Who wants to quantify molecular weights and sizes? The Solution is a surprisingly Broad assortment of individuals and companies. Molecular size and weight is most frequently utilized in identification of proteins, and in characterization of polymers. Molecular Weight is commonly measured in industries such as:
- Pharmaceutical industry
- Biotech research
- Medical analysis
- The food industry
- Petroleum and polymer industries
- Radius of gyration and Hydrodynamic radius
Molecules are not simple shapes – unlike the fairly compliant, mathematically-uncomplicated atom, which can be spherical, molecules are hard to define as a very simple shape. Hence two dimensions have become industry standards, and analytical tools are geared towards getting them; the radius of gyration, and the hydrodynamic radius.
Radius of gyration
Scientific instruments can be used to identify the middle of dimensions and mass of a molecule; this is its radius of gyration. It is measured directly with static light scattering; however this technique has limits at dimensions lower than 10-15nm, and for large molecules such as polysaccharides. Viscometers are the instrument which is most frequently used for determining radius of gyration, using the Flory-Fox equation.
This is a behavioral property of a material – a measurement of size based on how it moves, meaning it is far more helpful in industrial or practical settings.

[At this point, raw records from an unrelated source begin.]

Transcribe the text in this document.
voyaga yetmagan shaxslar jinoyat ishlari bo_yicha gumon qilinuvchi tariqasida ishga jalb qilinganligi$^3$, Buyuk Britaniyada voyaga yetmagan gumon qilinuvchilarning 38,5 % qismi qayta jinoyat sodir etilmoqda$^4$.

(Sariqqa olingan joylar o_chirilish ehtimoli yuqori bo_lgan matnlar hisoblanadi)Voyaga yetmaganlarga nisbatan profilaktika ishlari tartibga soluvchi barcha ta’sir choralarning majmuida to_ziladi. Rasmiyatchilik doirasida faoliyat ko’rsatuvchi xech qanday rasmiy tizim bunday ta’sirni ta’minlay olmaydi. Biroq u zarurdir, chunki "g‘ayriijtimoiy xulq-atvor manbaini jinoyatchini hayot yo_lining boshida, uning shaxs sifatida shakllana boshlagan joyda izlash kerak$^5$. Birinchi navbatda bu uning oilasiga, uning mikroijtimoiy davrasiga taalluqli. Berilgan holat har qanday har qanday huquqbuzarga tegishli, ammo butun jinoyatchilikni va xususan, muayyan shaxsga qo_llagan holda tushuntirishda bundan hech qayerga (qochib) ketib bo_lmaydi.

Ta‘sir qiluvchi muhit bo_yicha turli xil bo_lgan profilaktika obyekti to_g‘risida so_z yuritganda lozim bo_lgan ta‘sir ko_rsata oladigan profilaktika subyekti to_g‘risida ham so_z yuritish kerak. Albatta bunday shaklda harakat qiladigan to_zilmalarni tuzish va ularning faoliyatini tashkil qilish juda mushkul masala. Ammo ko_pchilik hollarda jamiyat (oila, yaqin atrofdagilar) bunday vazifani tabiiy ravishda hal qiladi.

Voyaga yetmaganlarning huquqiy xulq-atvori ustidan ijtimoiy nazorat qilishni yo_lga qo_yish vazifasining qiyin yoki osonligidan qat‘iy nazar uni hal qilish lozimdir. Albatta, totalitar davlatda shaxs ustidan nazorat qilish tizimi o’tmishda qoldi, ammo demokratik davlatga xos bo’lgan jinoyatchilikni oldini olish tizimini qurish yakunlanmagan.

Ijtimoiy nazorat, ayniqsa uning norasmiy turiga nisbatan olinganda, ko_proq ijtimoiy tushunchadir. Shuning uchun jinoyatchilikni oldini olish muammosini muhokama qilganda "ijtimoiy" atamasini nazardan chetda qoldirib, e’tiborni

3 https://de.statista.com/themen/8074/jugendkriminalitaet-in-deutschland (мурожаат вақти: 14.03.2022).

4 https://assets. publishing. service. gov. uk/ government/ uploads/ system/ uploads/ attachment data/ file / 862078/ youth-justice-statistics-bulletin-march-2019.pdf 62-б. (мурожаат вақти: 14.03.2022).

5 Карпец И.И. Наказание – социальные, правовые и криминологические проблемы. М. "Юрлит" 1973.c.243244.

Size exclusion chromatography
Size exclusion Paper Chromatography is the method by which scientists determine the molecular dimensions not the weight. Molecules are split in columns packed with porous materials, which could consist of glass beads, polystyrene gels, silica gel, etc. Bigger molecules elute more quickly through the columns, because the molecules cannot fit into as many distances. A concentration detector is placed in the base of the GPC columns to ascertain the quantity of substance of each size fraction. In conventional SEC/GPC systems, operators will need to pass standards that are known through the columns prior to the sample. By making a calibration curve of size versus elution time, particle size of unknown samples can be calculated. In more recent times, addition of other detection techniques like Static Light Scattering and the Intrinsic Viscosity sensor provide direct measurement of molecular size and weight so that conventional calibration techniques are not required.
Gel permeation chromatography
SEC is also commonly referred to by other names. When an aqueous solution is used to take the sample through the column, the procedure is often called Gel Filtration Chromatography, and the title Gel Permeation Chromatography is frequently used when solvents are utilized to carry the material in question during the packed columns.